|Happy New Year. Source: Mr. Google|
Today, 27th December 2012. It’s only a few days away from New Year. 2012 had been a very overwhelming year for me. Everything turned 360 degree around me. I was for the first time driving alone to another state, what such an accomplishment for me. Obviously because I’m not that good driver and I do not like driving by my own much. Unless someone offers to be my driver, I would be too grateful. Haha.
I had received a New Year wish from so called stranger (who happened to be my senior at uni, my beloved BFFs wanted to match me with). I had fallen in love him and fallen out of love. I was the trouble, not him. The blame was all on me. Then I fallen in love again and I believe I still do (with the same one, of course).
Secondly, it’s all about my career. The first 6 months were enormously challenging for me. I could only wish having another pair of hands so that I could fasten my work. I became too much familiar with scanning machine and emailing within very limited time with your heart racing like 200beats per seconds, work which I never thought of doing in million years. But I managed to standstill for those 6 months (although uncountable times I had been caught up with my tears all raining heavily over my face at the office). I'm so unprofessional. I must admit. I being the most emotional person my former boss once met. As I said to him, I really wished I could take all the tasks ever assigned to me differently. They were only works; there was nothing personal about it. Yet, I was still putting my very best in delivering every task given. Those 6 months were the most unforgettable moments in my life. Perhaps I haven’t been experienced enough the real adult life. My first working experience was so decent and full of enjoyment and filled with wonderful and lovely people. Then, suddenly been thrown to such unforeseen circumstances (though I was the one whom volunteered myself to be transferred) I couldn't endured the pressure rested on my slanted shoulder. I withdraw. I really tempted to write more on this, but I couldn't and I shouldn't I kept telling myself to stop thinking over the past, let the past flew with the times. The key to lead a happier life, spend LESS times talking about your PROBLEM and your PAST.
I had received a few great news from my much-loved friends, as my BFF, Bb finally tied the knot to her long times boyfriend. While R also married her other half although they barely a year met. I treasured every moment being in their wedding days, which a beautiful events with bundle of love and joy. The newly-weds were unquestionably happy, grinned to their ears. I was the maid of honour for Bb’s wedding. That was my first time and could be the last time. I might ruined Bb’s wedding by sending her 8 months pregnant make-up artist home and only asked her to come back for second make-up session 3 hours later. The truth was Bb’s make-up artist still in need after ‘akad’. Bb had to change into her reception gown which in Tiffany blue with heavily patched white flower on the right side. The gown exquisitely was custom-made for her petite frame. In the end, Bb’s best colleague and I have to dress her up for the reception. Putting the veil on her, placing the tiara and adhere that tiara properly on her chiffon scarf which matched her beautiful wedding gown.

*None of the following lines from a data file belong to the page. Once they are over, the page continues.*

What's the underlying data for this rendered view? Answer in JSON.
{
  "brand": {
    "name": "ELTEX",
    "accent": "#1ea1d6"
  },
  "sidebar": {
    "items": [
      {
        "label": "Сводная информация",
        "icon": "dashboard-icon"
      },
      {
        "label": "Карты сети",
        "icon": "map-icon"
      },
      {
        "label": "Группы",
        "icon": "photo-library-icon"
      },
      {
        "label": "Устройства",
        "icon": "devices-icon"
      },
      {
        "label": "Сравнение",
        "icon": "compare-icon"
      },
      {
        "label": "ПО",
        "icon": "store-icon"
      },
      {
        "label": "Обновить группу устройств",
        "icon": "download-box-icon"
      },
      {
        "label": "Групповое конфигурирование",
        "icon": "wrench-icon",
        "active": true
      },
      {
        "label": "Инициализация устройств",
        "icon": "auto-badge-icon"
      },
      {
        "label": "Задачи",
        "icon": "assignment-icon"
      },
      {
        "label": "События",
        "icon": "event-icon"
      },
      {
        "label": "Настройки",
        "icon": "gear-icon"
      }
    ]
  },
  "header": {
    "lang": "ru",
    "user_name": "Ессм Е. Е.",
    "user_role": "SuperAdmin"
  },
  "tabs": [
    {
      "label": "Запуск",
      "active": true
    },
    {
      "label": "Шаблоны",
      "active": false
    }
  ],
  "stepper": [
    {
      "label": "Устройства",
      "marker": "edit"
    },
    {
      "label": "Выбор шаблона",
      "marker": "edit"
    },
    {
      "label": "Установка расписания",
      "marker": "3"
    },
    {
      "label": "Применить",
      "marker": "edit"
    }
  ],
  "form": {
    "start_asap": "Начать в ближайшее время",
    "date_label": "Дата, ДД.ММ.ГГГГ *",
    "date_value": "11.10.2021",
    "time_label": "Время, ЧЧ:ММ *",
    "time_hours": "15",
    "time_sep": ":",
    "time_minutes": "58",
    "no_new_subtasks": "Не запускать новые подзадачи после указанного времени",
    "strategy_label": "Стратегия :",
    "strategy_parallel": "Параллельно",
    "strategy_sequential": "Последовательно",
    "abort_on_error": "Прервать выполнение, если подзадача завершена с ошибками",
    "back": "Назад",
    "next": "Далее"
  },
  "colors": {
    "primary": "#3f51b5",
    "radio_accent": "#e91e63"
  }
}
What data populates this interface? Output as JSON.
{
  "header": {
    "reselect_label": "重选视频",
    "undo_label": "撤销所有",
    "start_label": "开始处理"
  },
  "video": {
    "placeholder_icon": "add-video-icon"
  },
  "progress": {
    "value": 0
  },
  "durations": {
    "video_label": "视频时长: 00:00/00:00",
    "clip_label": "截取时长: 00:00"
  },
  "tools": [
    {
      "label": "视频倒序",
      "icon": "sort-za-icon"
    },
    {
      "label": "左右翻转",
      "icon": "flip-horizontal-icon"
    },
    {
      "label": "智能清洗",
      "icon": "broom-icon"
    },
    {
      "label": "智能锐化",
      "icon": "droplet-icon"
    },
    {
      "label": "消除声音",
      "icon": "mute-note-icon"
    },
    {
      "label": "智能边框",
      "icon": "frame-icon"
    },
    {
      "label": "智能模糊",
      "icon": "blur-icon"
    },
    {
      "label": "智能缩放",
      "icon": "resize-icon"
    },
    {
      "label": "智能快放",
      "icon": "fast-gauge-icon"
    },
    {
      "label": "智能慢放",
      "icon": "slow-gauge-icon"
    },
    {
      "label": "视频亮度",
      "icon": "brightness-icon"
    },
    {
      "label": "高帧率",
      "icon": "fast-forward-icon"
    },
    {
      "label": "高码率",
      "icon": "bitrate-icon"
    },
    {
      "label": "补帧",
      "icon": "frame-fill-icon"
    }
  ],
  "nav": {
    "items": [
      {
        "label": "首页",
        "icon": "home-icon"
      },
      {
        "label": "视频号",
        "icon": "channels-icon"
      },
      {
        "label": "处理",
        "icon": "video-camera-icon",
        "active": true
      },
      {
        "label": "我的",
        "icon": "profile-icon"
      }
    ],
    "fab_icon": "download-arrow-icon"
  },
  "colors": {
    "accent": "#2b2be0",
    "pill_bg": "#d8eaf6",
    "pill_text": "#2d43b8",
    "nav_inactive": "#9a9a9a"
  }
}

Luckily everything went smooth sailing as the bride wished for.
After saying goodbye to my former employer and colleagues, I joined new company. Everything was new to me. I carried so much hopes and dreams within me as I walked in and signed up my employment letter. I've been dreaming an impossible dream, too good to be true. (I have been indulge in thought that I shall dress elegantly everyday to the office, meeting new people, attending meeting with managerial level, not to mention wearing pretty high-heel) Well, that’s me, such a dreamer. I only learnt that I shall be stationed at HQ until the assigned project started during my very first week here. The fact that I’ll be relying on public transport to reach the office was not easily swallowed. After an hour travelled in public train (45min in KTM coach (if only KTM being nice to me without any further delay and so much stop in between station) and another 15min in LRT coach)), I have to walk another 15min to reach the office. At first, I planned to learn and expert in software which soon will be essential for career enhancement. And I easily give up on that. Since there was pretty much nothing at all to do at this new office, so then I started to blog. Regardless of grammatical errors, I still blog. :-)
There is no direction of my writing as I blogged so much about myself instead. I believe those who happened to read my blog became annoyed by then. Therefore, my New Year resolution is to write only happening, interesting and informative story. There would not be myself photograph to be uploaded, but then perhaps I will share the photo that I take by myself. I'm not good at taking photo, so please don’t expect something fantastic from me. ;-D
Happy New Year. May this coming 2013 brings you all the beautiful colour and fun in your life. Take care.